Monday, February 24, 2014

Piers Morgan gets the boot from CNN's prime 9 pm slot

By Michael J.W. Stickings

David Carr at the Times:

There have been times when the CNN host Piers Morgan didn't seem to like America very much — and American audiences have been more than willing to return the favor. Three years after taking over for Larry King, Mr. Morgan has seen the ratings for "Piers Morgan Live" hit some new lows, drawing a fraction of viewers compared with competitors at Fox News and MSNBC.

It's been an unhappy collision between a British television personality who refuses to assimilate — the only football he cares about is round and his lectures on guns were rife with contempt — and a CNN audience that is intrinsically provincial. After all, the people who tune into a cable news network are, by their nature, deeply interested in America.

CNN's president, Jeffrey Zucker, has other problems, but none bigger than Mr. Morgan and his plum 9 p.m. time slot. Mr. Morgan said last week that he and Mr. Zucker had been talking about the show's failure to connect and had decided to pull the plug, probably in March. 

Like so many others, I don't much care for Morgan. While it's true that he's never really been able to connect with American cable news audiences, and while it's good that he can acknowledge that, and while on some issues, like guns, I thought he was right to take a vehemently critical view (I share his views on America's out-of-control gun culture), for the most part he only really made a name for himself as Larry King's replacement by being a self-aggrandizing blowhard or a blatant ignoramus, often both at the same time.

Which isn't to say that he's been all that much worse than King, who was truly awful in his later years on the job, but at least King was a generally genial institution who didn't really rub anyone the wrong way and who could at least conduct shallow celebrity interviews with a modicum of entertainment value. But from the start Morgan wanted to be much more than that, something other than King, and is there that he's failed miserably to make a difference.

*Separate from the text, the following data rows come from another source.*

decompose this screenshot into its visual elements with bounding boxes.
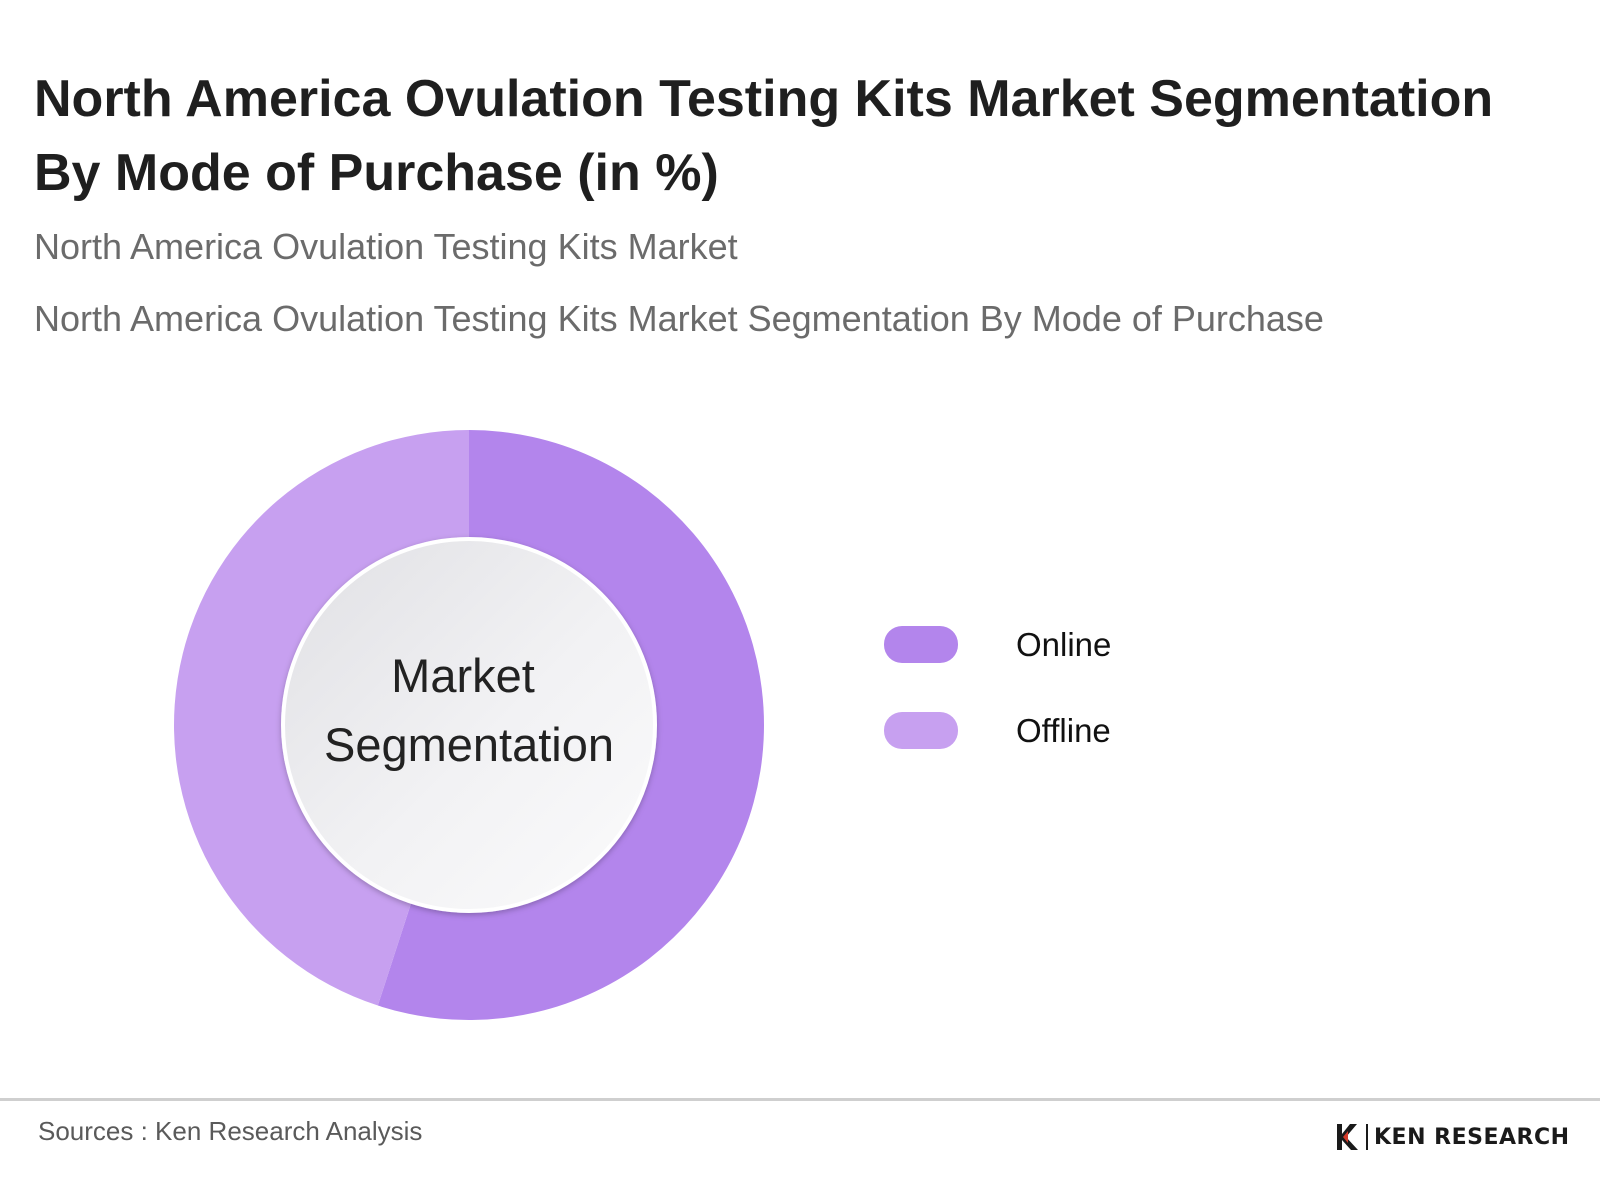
logo-text: KEN RESEARCH <box>1374 1124 1570 1150</box>
donut-center-label-line2: Segmentation <box>324 718 614 771</box>
source-note: Sources : Ken Research Analysis <box>38 1116 423 1146</box>
chart-title: North America Ovulation Testing Kits Mar… <box>34 70 1494 202</box>
ken-research-logo-icon <box>1337 1124 1358 1150</box>
legend-swatch-online <box>884 626 958 663</box>
chart-subtitle-secondary: North America Ovulation Testing Kits Mar… <box>34 298 1324 339</box>
donut-center-disc <box>281 537 657 913</box>
legend-label-offline: Offline <box>1016 712 1111 749</box>
chart-subtitle-primary: North America Ovulation Testing Kits Mar… <box>34 226 738 267</box>
donut-slice-offline <box>174 430 469 1006</box>
legend-label-online: Online <box>1016 626 1112 663</box>
donut-slice-online <box>377 430 765 1020</box>
logo-separator <box>1366 1124 1368 1150</box>
brand-logo: KEN RESEARCH <box>1334 1120 1570 1154</box>
donut-center-label-line1: Market <box>391 649 535 702</box>
donut-chart: Market Segmentation <box>174 430 765 1020</box>
footer-divider <box>0 1098 1600 1101</box>
donut-slices <box>174 430 765 1020</box>
legend-swatch-offline <box>884 712 958 749</box>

Maybe Morgan still has a future on American television, maybe even at CNN if he's used the right way, whatever that may be. But it's probably best for the network that he'll soon be out of the key 9 pm slot. And I say that not as someone who watches prime-time CNN, or for that matter much CNN at all anymore, but rather as someone who remembers what CNN once was, the value it once had as the country's main cable news network, back before the landscape was overtaken by partisanism, and who hopes that it might again regain that status as the go-to network for, you know, news.